Where $a$ is the length of the axis aligned with the x-axis and $b$ is the length of the axis aligned with the y-axis (I'm assuming the ellipse is oriented along the axes).

## The mistake

The temptation is to assume that $\theta$ represents the angle around the ellipse, which it does if your ellipse is a circle, or when $\theta = \left\{0, \frac{\pi}{2}, \pi, \frac{3\pi}{2}\right\}$. However, in most circumstances $\theta$ does not represent an angle.

The question then is how to find the angle $\phi$, around the ellipse to point (x, y).

## The solution

The hardest part of the problem is to realise that there is a problem. After that, it's basic trigonometry to find the solution.
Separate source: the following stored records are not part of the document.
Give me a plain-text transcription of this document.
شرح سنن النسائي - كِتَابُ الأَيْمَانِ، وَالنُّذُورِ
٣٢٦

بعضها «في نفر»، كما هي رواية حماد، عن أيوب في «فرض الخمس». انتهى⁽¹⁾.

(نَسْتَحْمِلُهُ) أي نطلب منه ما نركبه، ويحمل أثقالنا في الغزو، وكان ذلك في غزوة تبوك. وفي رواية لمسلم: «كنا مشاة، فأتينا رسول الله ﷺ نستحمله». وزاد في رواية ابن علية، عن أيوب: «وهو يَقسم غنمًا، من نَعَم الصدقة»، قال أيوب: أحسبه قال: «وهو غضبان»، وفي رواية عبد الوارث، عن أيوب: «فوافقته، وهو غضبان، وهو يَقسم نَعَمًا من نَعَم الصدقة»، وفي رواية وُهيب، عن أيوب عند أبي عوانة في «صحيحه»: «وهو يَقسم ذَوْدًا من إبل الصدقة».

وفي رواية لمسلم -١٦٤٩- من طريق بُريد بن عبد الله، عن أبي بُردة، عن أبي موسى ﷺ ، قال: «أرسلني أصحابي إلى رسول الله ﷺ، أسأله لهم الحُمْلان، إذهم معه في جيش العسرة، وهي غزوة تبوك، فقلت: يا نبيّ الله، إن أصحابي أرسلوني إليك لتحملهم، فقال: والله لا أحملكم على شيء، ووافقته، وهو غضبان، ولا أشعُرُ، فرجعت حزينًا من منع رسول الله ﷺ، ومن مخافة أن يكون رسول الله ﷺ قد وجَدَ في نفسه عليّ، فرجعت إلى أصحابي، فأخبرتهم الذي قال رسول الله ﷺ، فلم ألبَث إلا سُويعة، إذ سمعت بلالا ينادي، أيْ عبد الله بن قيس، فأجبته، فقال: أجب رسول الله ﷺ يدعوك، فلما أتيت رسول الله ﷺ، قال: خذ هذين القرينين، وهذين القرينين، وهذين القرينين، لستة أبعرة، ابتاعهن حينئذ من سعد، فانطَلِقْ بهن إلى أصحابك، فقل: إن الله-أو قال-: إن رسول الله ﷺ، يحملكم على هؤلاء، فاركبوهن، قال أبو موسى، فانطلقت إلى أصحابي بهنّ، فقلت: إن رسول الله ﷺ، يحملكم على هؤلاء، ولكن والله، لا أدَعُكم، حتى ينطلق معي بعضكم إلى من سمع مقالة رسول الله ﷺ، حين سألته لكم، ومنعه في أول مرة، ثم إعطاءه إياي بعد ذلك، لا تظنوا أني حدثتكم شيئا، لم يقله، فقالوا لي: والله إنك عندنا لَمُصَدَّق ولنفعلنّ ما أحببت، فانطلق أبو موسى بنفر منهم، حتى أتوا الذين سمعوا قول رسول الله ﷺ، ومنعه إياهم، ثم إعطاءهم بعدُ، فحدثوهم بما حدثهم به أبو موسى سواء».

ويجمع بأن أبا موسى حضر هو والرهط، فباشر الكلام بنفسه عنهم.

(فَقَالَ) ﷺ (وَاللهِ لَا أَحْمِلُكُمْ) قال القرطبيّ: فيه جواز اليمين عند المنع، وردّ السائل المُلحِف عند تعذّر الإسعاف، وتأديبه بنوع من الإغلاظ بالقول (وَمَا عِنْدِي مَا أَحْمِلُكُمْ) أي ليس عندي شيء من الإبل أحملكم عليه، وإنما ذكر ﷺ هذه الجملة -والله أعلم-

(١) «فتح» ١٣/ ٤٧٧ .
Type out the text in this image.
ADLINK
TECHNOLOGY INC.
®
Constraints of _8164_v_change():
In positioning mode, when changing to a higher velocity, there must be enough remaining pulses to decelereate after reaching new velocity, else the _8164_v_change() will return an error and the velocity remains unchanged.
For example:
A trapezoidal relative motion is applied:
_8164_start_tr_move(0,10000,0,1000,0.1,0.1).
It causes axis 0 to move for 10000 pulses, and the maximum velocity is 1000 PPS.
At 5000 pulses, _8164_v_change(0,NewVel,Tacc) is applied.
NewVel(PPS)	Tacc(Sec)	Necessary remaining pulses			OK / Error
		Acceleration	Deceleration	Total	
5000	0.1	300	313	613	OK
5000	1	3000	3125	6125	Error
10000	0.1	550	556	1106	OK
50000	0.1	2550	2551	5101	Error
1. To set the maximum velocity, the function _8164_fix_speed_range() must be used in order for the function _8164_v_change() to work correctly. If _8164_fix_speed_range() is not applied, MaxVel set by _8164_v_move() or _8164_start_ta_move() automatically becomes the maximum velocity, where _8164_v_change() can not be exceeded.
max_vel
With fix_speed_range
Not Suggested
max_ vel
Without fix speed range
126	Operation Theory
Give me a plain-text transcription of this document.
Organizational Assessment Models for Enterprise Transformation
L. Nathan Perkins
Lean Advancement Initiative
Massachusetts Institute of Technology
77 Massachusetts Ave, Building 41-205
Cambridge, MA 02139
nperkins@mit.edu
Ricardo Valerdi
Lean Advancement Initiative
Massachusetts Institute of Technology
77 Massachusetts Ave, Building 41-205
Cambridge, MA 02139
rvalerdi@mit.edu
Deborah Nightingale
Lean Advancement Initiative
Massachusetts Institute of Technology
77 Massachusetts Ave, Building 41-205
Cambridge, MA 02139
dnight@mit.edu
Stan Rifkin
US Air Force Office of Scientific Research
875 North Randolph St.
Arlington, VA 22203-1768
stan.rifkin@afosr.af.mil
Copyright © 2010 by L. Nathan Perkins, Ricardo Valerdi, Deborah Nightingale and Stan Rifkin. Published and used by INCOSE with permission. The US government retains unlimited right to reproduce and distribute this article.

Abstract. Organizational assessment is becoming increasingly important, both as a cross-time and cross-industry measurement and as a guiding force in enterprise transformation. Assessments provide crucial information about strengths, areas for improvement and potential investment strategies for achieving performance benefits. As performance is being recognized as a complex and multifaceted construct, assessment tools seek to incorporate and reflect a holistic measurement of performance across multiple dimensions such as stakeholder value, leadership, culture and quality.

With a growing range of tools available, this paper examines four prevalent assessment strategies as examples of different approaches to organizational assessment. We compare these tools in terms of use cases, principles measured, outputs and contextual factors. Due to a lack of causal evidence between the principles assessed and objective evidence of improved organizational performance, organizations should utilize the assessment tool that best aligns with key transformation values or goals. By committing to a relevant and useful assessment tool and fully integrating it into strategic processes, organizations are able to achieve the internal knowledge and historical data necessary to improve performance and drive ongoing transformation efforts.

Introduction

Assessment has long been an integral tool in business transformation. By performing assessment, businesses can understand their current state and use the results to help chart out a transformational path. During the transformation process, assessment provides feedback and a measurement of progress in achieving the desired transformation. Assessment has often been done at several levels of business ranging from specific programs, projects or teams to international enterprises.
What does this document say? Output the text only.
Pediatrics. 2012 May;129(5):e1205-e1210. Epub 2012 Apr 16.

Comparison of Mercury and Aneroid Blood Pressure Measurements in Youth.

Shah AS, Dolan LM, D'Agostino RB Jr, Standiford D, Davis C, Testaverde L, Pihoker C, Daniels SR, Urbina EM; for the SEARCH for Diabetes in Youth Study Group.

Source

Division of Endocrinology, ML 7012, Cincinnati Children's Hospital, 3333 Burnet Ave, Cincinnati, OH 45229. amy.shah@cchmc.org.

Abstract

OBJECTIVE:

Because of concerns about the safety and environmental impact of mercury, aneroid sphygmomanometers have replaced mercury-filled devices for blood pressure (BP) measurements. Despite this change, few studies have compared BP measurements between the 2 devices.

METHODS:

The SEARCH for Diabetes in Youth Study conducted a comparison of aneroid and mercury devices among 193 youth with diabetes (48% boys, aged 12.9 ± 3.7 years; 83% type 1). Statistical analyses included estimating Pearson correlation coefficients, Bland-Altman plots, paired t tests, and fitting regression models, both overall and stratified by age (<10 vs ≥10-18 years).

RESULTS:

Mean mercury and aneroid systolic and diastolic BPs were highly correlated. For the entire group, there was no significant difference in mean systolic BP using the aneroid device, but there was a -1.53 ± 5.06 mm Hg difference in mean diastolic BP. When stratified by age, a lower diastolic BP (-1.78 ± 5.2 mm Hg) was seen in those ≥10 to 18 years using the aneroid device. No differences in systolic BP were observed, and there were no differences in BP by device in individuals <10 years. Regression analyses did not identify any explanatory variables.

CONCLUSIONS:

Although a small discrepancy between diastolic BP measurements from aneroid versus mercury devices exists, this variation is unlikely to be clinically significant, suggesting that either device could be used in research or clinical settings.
$\qquad\begin{align} tan(\phi) &= \frac{y}{x} \\ tan(\phi) &= \frac{b \cdot sin(\theta)}{a \cdot cos(\theta)} \\ tan(\phi) &= \frac{b}{a} \cdot tan(\theta) \\ \phi &= atan \left(\frac{b}{a} \cdot tan(\theta)\right) \end{align}$

Likewise, you can calculate the inverse with:

$\qquad\theta = atan \left(\frac{a}{b} \cdot tan(\phi)\right)$

This is particularly useful for generating arcs in Processing.js where $\theta$ is used in the calculation for the angles to start and stop.

If you want to find a point on the ellipse which aligns with another point (px, py), and the origin (say placing a planet on an elliptic orbit based on a mouse click), it's even easier.

$\qquad\theta = atan \left(\frac{a \cdot py}{b \cdot px} \right)$

The hardest part of all this was realising that the parametric "angle" I was using to define an elliptic arc was not the angle I expected or really any sort of angle at all.

## Comments (6)

## Philip on Jan. 23, 2018, 11:07 p.m.

Hi! Thanks for the hint : ) ) I spent 30 minutes trying to understand why by using theta angle I couldn't find the right dot on the ellipse, I knew I was doing something wrong .. and after googling I immediately found your post and solved the problem immidiately.. Thank you for sharing in your blog!

## Wade on May 16, 2018, 8:16 p.m.

Can this help to impose the initial nodal points such that the equal arclength between two points on ellipse? If yes, then Given the arclength how to compute the corresponding angle?

## Peter on May 17, 2018, 7:58 p.m.

Hi Wade,

It's possible this would help. I expect using a parametric equation for the ellipse would be the way forward. However, calculating the arc length for an ellipse is difficult - there is no closed form. Have a look at this question and answer for a bit more information: https://math.stackexchange.com/questions/433094/how-to-determine-the-arc-length-of-ellipse

## Chan on Feb. 2, 2019, 3:29 p.m.

Thanks this was really useful. Open CV works the same way (uses theta as a parameter).

For a rotated ellipse, there's one more detail. If psi is the rotation angle:

tan(phi + psi) = (y - yc) / (x - xc), and

phi = atan[(y-yc)/(x-xc)] - psi

Now you can calculate theta like before.

## Yi-Hung on April 8, 2019, 9:23 a.m.

The symbols a and b of the semi-axes in the diagram need to be switched to match your equations.

## Peter on April 8, 2019, 1:59 p.m.

Fixed, thanks!